III-1)- Como vimos, o núcleo essencial dos vários pedidos formulados pelas AA. acima transcritos, consiste na declaração de que o caminho que caracterizam na p.i. não é de natureza pública, defendendo, diversamente, a Ré Freguesia que o dito caminho constitui coisa do domínio público, e, assim, pedindo, em reconvenção, tal reconhecimento e estando, também, o prédio das AA. onerado por servidão administrativa na parte em que o mesmo caminho atravessa o prédio.
E nas acções de simples apreciação ou declaração negativa, compete ao réu a prova dos factos constitutivos do direito que se arroga (nº1 do art. 343º do C. Civil), nada obstando, antes sendo de exigir, que o réu nessas acções deduza pedido reconvencional a fim de ver reconhecido e respeitado o seu direito ou a existência de um facto (cfr. acórdão do STJ, publicado na CJ 2001, 1º, p. 77).

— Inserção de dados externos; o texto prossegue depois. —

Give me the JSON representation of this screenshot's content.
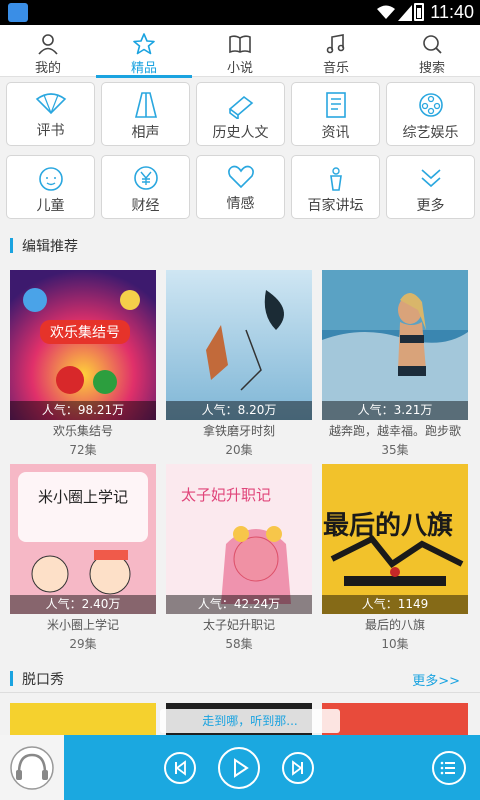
{
  "status_bar": {
    "time": "11:40"
  },
  "tabs": [
    {
      "label": "我的",
      "icon": "user-icon"
    },
    {
      "label": "精品",
      "icon": "star-icon",
      "active": true
    },
    {
      "label": "小说",
      "icon": "book-icon"
    },
    {
      "label": "音乐",
      "icon": "music-note-icon"
    },
    {
      "label": "搜索",
      "icon": "search-icon"
    }
  ],
  "categories": [
    {
      "label": "评书",
      "icon": "fan-icon"
    },
    {
      "label": "相声",
      "icon": "gown-icon"
    },
    {
      "label": "历史人文",
      "icon": "book-stack-icon"
    },
    {
      "label": "资讯",
      "icon": "news-icon"
    },
    {
      "label": "综艺娱乐",
      "icon": "film-reel-icon"
    },
    {
      "label": "儿童",
      "icon": "child-face-icon"
    },
    {
      "label": "财经",
      "icon": "yuan-icon"
    },
    {
      "label": "情感",
      "icon": "heart-icon"
    },
    {
      "label": "百家讲坛",
      "icon": "podium-icon"
    },
    {
      "label": "更多",
      "icon": "double-chevron-down-icon"
    }
  ],
  "editor_picks": {
    "title": "编辑推荐",
    "items": [
      {
        "popularity": "人气：98.21万",
        "title": "欢乐集结号",
        "count": "72集",
        "cover_text": "欢乐集结号"
      },
      {
        "popularity": "人气：8.20万",
        "title": "拿铁磨牙时刻",
        "count": "20集"
      },
      {
        "popularity": "人气：3.21万",
        "title": "越奔跑，越幸福。跑步歌",
        "count": "35集"
      },
      {
        "popularity": "人气：2.40万",
        "title": "米小圈上学记",
        "count": "29集",
        "cover_text": "米小圈上学记"
      },
      {
        "popularity": "人气：42.24万",
        "title": "太子妃升职记",
        "count": "58集",
        "cover_text": "太子妃升职记"
      },
      {
        "popularity": "人气：1149",
        "title": "最后的八旗",
        "count": "10集",
        "cover_text": "最后的八旗"
      }
    ]
  },
  "talk_show": {
    "title": "脱口秀",
    "more": "更多>>"
  },
  "player": {
    "now_playing": "走到哪，听到那..."
  },
  "colors": {
    "accent": "#1aa3e0",
    "player_bar": "#1ba8e0"
  }
}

Mas a Ré, ora Apelante, logrou tal desiderato?
Na sentença da 1ª instância foi entendido que não, após produção de prova que incluiu inspecção judicial ao local (cfr. fls. 219).
Doutamente aí se discorreu sobre o conceito de dominialidade pública dos caminhos, pelo que nos abstemos de mais amplas considerações, citando-se, a propósito, o Assento do STJ, proferido em 19.04.89, publicado no DR- I Série, de 02.06.89, com o seguinte teor:
"São públicos os caminhos que, desde tempos imemoriais, estão no uso directo e imediato do público".
Afastou-se, assim, a tese jurisprudencial que exigia para a caracterização de natureza pública do caminho, a sua apropriação, produção, administração ou jurisdição por pessoa colectiva de direito público, bastando o uso directo e imediato pelo público desde tempos imemoriais.
Ora, a Ré, na sua contestação, alegou que é público ou dominial o caminho versado nos autos, ou seja, o caminho existente na C e que saindo do lugar do Casalinho, passa por Chãs da Conheira, atravessa o prédio dos AA., a nascente da casa, até findar junto às águas da Albufeira do Castelo de Bode. Toda a factualidade alegada pela Ré, visando a caracterização do uso directo e imediato pelo público do referido caminho, e desde tempos imemoriais, recolheu as respostas vazadas nos itens nºs 27 a 34 (inclusive).
Aí se explicita que alguns habitantes da C, em especial os do Casalinho e Alverangel, sempre conheceram o caminho existente naquela freguesia que, saindo, do lugar do Casalinho, passa pelo Chão da Conheira até ao poço referido no item 8, a partir do qual inflectia para Nascente, para acesso aos prédios vizinhos, e sempre por ali passaram desde tempos que ninguém se recorda.
Antes do enchimento da Albufeira, esse caminho, situado entre o prédio dos AA. e o prédio do E, era um caminho de pé para dar acesso aos prédios vizinhos, até ao rio, sem que o percurso deste coincida na totalidade com o caminho mencionado nos itens 8º e 10º. Esse caminho entre o poço e os pilares indicados no item nº 13, inflectia para Nascente, antes de chegar ao prédio dos AA. e terminava no rio.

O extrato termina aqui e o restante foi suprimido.